The "Ban it" mentality, well I can't say I disagree with some of the things people find broken but I believe things need to be tested, but who should test them? I know some players like to use whatever is the best and they aren't going to want to get rid of their play style. I can't see a lot of people using sandstorm teams saying "Sandstorm is broken, we should ban it." Honestly in a community where everyone has their own opinion, how can you really determine what should be banned?

Every time something is banned there's some sort of outrage over it, like Blaze Blaziken, or just Garchomp in general, if we don't ban anything, the metagame would still be full of Darkrai and Skymin and people would be using the "Just deal with it" mentality still. Since whatever handles Darkrai would be in the top of the tier, that's no reason to not ban something just because a handful of Pokes can handle it and that somehow keeps it balanced for the teams that don't run whatever it is. I imagine Conkeldurr and Primeape would be high in useage to deal with Darkrai if it was still OU

I know it's difficult to decide what shouldn't be allowed in the OU tier, but sometimes I just don't understand what people expect from players.
 
a) Allow a team to counter as many threats as possible
No. The goal of Pokemon is to win. Being able to counter threats doesn't make you able to win automatically. Offensive teams are not able to counter everything, so should we just not play them and see BW OU reduced to the stallfest that is DP OU?

b) Allow for many variations of teams to achieve this
When you just ban the broken pokemon, it leads to a rise in stall teams, just like in DP OU. It won't.
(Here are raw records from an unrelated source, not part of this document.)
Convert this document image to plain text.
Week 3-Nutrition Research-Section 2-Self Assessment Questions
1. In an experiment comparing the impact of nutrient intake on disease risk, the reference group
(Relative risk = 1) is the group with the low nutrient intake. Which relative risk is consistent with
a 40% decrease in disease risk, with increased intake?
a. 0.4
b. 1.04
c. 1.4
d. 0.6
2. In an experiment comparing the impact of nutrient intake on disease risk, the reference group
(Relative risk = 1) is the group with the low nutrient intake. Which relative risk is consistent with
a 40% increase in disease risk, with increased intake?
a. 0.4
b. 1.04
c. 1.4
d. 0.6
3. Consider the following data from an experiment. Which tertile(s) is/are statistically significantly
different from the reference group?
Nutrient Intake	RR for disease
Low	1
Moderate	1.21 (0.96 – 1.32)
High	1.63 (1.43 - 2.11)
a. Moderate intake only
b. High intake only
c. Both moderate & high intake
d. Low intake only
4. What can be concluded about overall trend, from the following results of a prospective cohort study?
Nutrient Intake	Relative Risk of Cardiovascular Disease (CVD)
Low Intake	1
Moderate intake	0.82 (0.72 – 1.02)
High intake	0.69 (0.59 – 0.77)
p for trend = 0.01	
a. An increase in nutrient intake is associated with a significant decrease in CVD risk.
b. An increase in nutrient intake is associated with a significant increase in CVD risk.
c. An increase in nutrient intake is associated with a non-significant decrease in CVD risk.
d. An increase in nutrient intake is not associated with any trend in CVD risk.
The problem is that if you have the "Just deal with it" mentality, then that basically implies that we should only have an ubers tier, because if you just deal with it the metagame will shape accordingly and to me that isn't balance, that's just trying to run X to counter Y or check Y. Like people have said, if Kyogre was OU people would use Blissey/Chansey and other Pokemon like Gastrodon to "just deal with it" and then we'd get to the point where everything would just be OU and we wouldn't have an ubers tier.
No it doesn't. We had the "deal with it" mentality in RSE OU and Kyogre was banned.